Prendevamo una pistola di 9 millimetri, ci avvicinavamo ai prigionieri iracheni e caricavamo le pallottole in canna puntandole con la minaccia di una «esecuzione» con un colpo alla testa. Era un metodo che li terrorizzava e faceva sì che non si accasciassero per terra tramortiti per il sonno.

Come veniva fatta la distinzione dei prigionieri iracheni, tra chi era un innocente civile iracheno finito nelle mani dei militari americani e chi era un «nemico combattente»?
La selezione e suddivisione dei prigionieri, giunti nel bunker veniva effettuata da tre agenti, non in uniforme, ma in abiti borghesi. Due erano americani con un traduttore arabo. Avevano dei nomi fittizi come «Artie», un altro si faceva chiamare «Scooter», il terzo nome non lo ricordo. In gergo militare li chiamiamo «military spooks».

Chi sono i «military spooks»?
Sono degli agenti militari che generalmente non si sa se fanno parte della Cia, dei Delta Force, dei berretti verdi, dei «private contractors», assoldati dal Pentagono per vari incarichi. Loro erano esperti di tecniche degli interrogatori ed esperti di munizioni.

La vostra unità non partecipò alle tecniche di tortura fisica applicate dagli agenti che effettuavano l'interrogatorio?
No. Il nostro compito ordinato dai comandanti era quello di effettuare la prima fase di tortura psicologica, applicando il metodo della deprivazione sensoriale con la deprivazione del sonno dei prigionieri per 48 orse consecutive da aggiungere alle 72 ore di deprivazione del sonno già effettuate da altri. L'intero battaglione della nostra unità effettuava turni di sei ore ciascun gruppo per 24 ore.

Terminata questa forma di tortura ai prigionieri cosa avveniva?
I tre agenti «military spooks» che non sapevamo realmente chi fossero, entravano nel bunker e indicavano quelli designati come «combattenti nemici». Venivano trasferiti in un altro settore a loro riservato. Noi dovevamo caricare i prigionieri lasciati liberi. Toglievamo loro il cappuccio nero dal capo, li slegavamo, li caricavamo su un camion portandoli al villaggio vicino al campo di prigionia, improvvisato.

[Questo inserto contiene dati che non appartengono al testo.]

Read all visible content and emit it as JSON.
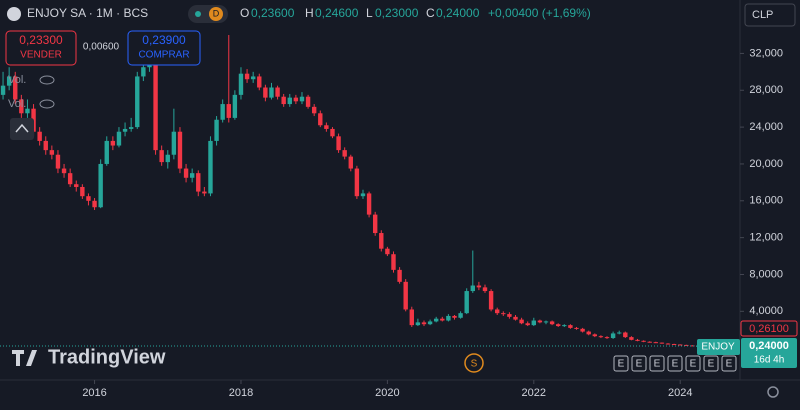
{
  "header": {
    "symbol": "ENJOY SA · 1M · BCS",
    "badge": "D",
    "ohlc_labels": [
      "O",
      "H",
      "L",
      "C"
    ],
    "ohlc_values": [
      "0,23600",
      "0,24600",
      "0,23000",
      "0,24000"
    ],
    "change": "+0,00400 (+1,69%)",
    "currency": "CLP"
  },
  "trade": {
    "sell_price": "0,23300",
    "sell_label": "VENDER",
    "spread": "0,00600",
    "buy_price": "0,23900",
    "buy_label": "COMPRAR"
  },
  "indicators": [
    "Vol.",
    "Vol."
  ],
  "price_tags": {
    "high_tag": "0,26100",
    "symbol": "ENJOY",
    "last": "0,24000",
    "countdown": "16d 4h"
  },
  "brand": "TradingView",
  "event_marker": "S",
  "event_icons": [
    "E",
    "E",
    "E",
    "E",
    "E",
    "E",
    "E"
  ],
  "chart_data": {
    "type": "candlestick",
    "up_color": "#26a69a",
    "down_color": "#f23645",
    "xlim": [
      -0.5,
      120.8
    ],
    "ylim": [
      -4,
      37.8
    ],
    "xticks": [
      {
        "value": 15,
        "label": "2016"
      },
      {
        "value": 39,
        "label": "2018"
      },
      {
        "value": 63,
        "label": "2020"
      },
      {
        "value": 87,
        "label": "2022"
      },
      {
        "value": 111,
        "label": "2024"
      }
    ],
    "yticks": [
      {
        "value": 4,
        "label": "4,0000"
      },
      {
        "value": 8,
        "label": "8,0000"
      },
      {
        "value": 12,
        "label": "12,000"
      },
      {
        "value": 16,
        "label": "16,000"
      },
      {
        "value": 20,
        "label": "20,000"
      },
      {
        "value": 24,
        "label": "24,000"
      },
      {
        "value": 28,
        "label": "28,000"
      },
      {
        "value": 32,
        "label": "32,000"
      }
    ],
    "ohlc": [
      [
        27.5,
        30,
        27,
        28.5
      ],
      [
        28.5,
        30.5,
        28,
        29.5
      ],
      [
        29.5,
        30,
        26.5,
        27
      ],
      [
        27,
        27.5,
        25,
        25.5
      ],
      [
        25.5,
        27,
        25,
        26
      ],
      [
        26,
        26.5,
        23,
        23.5
      ],
      [
        23.5,
        24,
        22,
        22.5
      ],
      [
        22.5,
        23,
        21,
        21.5
      ],
      [
        21.5,
        22,
        20.5,
        21
      ],
      [
        21,
        21.5,
        19,
        19.5
      ],
      [
        19.5,
        20,
        18.5,
        19
      ],
      [
        19,
        19.5,
        17.5,
        17.8
      ],
      [
        17.8,
        18.2,
        17,
        17.5
      ],
      [
        17.5,
        17.8,
        16.2,
        16.5
      ],
      [
        16.5,
        16.8,
        15.5,
        16
      ],
      [
        16,
        16.3,
        15,
        15.3
      ],
      [
        15.3,
        20.5,
        15.2,
        20
      ],
      [
        20,
        23,
        19.8,
        22.5
      ],
      [
        22.5,
        23,
        21.5,
        22
      ],
      [
        22,
        24,
        21.8,
        23.5
      ],
      [
        23.5,
        24.5,
        23,
        23.8
      ],
      [
        23.8,
        25,
        23.5,
        24
      ],
      [
        24,
        30,
        23.8,
        29.5
      ],
      [
        29.5,
        31.5,
        29,
        30.5
      ],
      [
        30.5,
        33.5,
        30,
        32
      ],
      [
        32,
        32.5,
        21,
        21.5
      ],
      [
        21.5,
        22,
        19.8,
        20.2
      ],
      [
        20.2,
        21.5,
        19.5,
        21
      ],
      [
        21,
        26,
        20.5,
        23.5
      ],
      [
        23.5,
        24,
        19,
        19.5
      ],
      [
        19.5,
        20,
        18,
        18.5
      ],
      [
        18.5,
        19.5,
        18,
        19
      ],
      [
        19,
        19.3,
        16.5,
        17
      ],
      [
        17,
        17.5,
        16.5,
        16.8
      ],
      [
        16.8,
        23,
        16.5,
        22.5
      ],
      [
        22.5,
        25.2,
        22,
        24.8
      ],
      [
        24.8,
        27,
        24.5,
        26.5
      ],
      [
        26.5,
        34,
        24.5,
        25
      ],
      [
        25,
        28,
        24.8,
        27.5
      ],
      [
        27.5,
        30.5,
        27,
        29.8
      ],
      [
        29.8,
        30.3,
        28.8,
        29.2
      ],
      [
        29.2,
        30,
        28.8,
        29.5
      ],
      [
        29.5,
        29.8,
        28,
        28.3
      ],
      [
        28.3,
        28.6,
        26.8,
        27.2
      ],
      [
        27.2,
        28.8,
        27,
        28.3
      ],
      [
        28.3,
        28.5,
        27,
        27.3
      ],
      [
        27.3,
        27.6,
        26.2,
        26.5
      ],
      [
        26.5,
        27.6,
        26.2,
        27.2
      ],
      [
        27.2,
        27.5,
        26.5,
        26.8
      ],
      [
        26.8,
        27.8,
        26.5,
        27.3
      ],
      [
        27.3,
        27.5,
        26,
        26.2
      ],
      [
        26.2,
        26.5,
        25.2,
        25.5
      ],
      [
        25.5,
        25.8,
        24,
        24.2
      ],
      [
        24.2,
        24.5,
        23.5,
        23.8
      ],
      [
        23.8,
        24,
        22.8,
        23
      ],
      [
        23,
        23.3,
        21.2,
        21.5
      ],
      [
        21.5,
        21.8,
        20.5,
        20.8
      ],
      [
        20.8,
        21,
        19.2,
        19.5
      ],
      [
        19.5,
        19.8,
        16.2,
        16.5
      ],
      [
        16.5,
        17.2,
        16.2,
        16.8
      ],
      [
        16.8,
        17,
        14.2,
        14.5
      ],
      [
        14.5,
        14.8,
        12.2,
        12.5
      ],
      [
        12.5,
        12.8,
        10.5,
        10.8
      ],
      [
        10.8,
        11,
        10,
        10.2
      ],
      [
        10.2,
        10.5,
        8.2,
        8.5
      ],
      [
        8.5,
        8.8,
        7,
        7.2
      ],
      [
        7.2,
        7.5,
        4,
        4.2
      ],
      [
        4.2,
        4.5,
        2.3,
        2.5
      ],
      [
        2.5,
        3.2,
        2.4,
        2.8
      ],
      [
        2.8,
        3,
        2.4,
        2.6
      ],
      [
        2.6,
        3.1,
        2.5,
        2.9
      ],
      [
        2.9,
        3.4,
        2.8,
        3.2
      ],
      [
        3.2,
        3.4,
        2.9,
        3
      ],
      [
        3,
        3.7,
        2.9,
        3.5
      ],
      [
        3.5,
        3.6,
        3.1,
        3.3
      ],
      [
        3.3,
        4,
        3.2,
        3.8
      ],
      [
        3.8,
        6.5,
        3.7,
        6.2
      ],
      [
        6.2,
        10.6,
        6,
        6.8
      ],
      [
        6.8,
        7.2,
        6.3,
        6.6
      ],
      [
        6.6,
        6.9,
        6,
        6.2
      ],
      [
        6.2,
        6.4,
        4,
        4.2
      ],
      [
        4.2,
        4.4,
        3.6,
        3.8
      ],
      [
        3.8,
        4,
        3.5,
        3.7
      ],
      [
        3.7,
        3.9,
        3.2,
        3.4
      ],
      [
        3.4,
        3.6,
        3,
        3.1
      ],
      [
        3.1,
        3.3,
        2.6,
        2.7
      ],
      [
        2.7,
        2.9,
        2.4,
        2.5
      ],
      [
        2.5,
        3.3,
        2.4,
        3
      ],
      [
        3,
        3.1,
        2.7,
        2.8
      ],
      [
        2.8,
        3,
        2.6,
        2.9
      ],
      [
        2.9,
        3,
        2.5,
        2.6
      ],
      [
        2.6,
        2.7,
        2.3,
        2.4
      ],
      [
        2.4,
        2.6,
        2.3,
        2.5
      ],
      [
        2.5,
        2.6,
        2.1,
        2.2
      ],
      [
        2.2,
        2.3,
        2,
        2.1
      ],
      [
        2.1,
        2.2,
        1.7,
        1.8
      ],
      [
        1.8,
        1.9,
        1.4,
        1.5
      ],
      [
        1.5,
        1.6,
        1.2,
        1.3
      ],
      [
        1.3,
        1.4,
        1.1,
        1.2
      ],
      [
        1.2,
        1.3,
        1,
        1.1
      ],
      [
        1.1,
        1.8,
        1,
        1.6
      ],
      [
        1.6,
        1.9,
        1.5,
        1.7
      ],
      [
        1.7,
        1.8,
        1.1,
        1.2
      ],
      [
        1.2,
        1.3,
        0.85,
        0.9
      ],
      [
        0.9,
        1,
        0.75,
        0.8
      ],
      [
        0.8,
        0.85,
        0.65,
        0.7
      ],
      [
        0.7,
        0.75,
        0.6,
        0.65
      ],
      [
        0.65,
        0.7,
        0.55,
        0.6
      ],
      [
        0.6,
        0.62,
        0.48,
        0.5
      ],
      [
        0.5,
        0.55,
        0.42,
        0.45
      ],
      [
        0.45,
        0.48,
        0.38,
        0.4
      ],
      [
        0.4,
        0.42,
        0.33,
        0.35
      ],
      [
        0.35,
        0.37,
        0.28,
        0.3
      ],
      [
        0.3,
        0.32,
        0.23,
        0.236
      ],
      [
        0.236,
        0.246,
        0.23,
        0.24
      ]
    ]
  }
}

Nell'impartire gli ordini vi è stato mai detto che partecipavate ad atti considerati crimini di guerra in violazione della convenzione di Ginevra per i prigionieri di guerra?
No. L'addestramento era sommario e mai ci venivano spiegate le responsabilità cui saremmo incorsi partecipando a violare i trattati di condotta del codice militare di guerra e delle norme internazionali.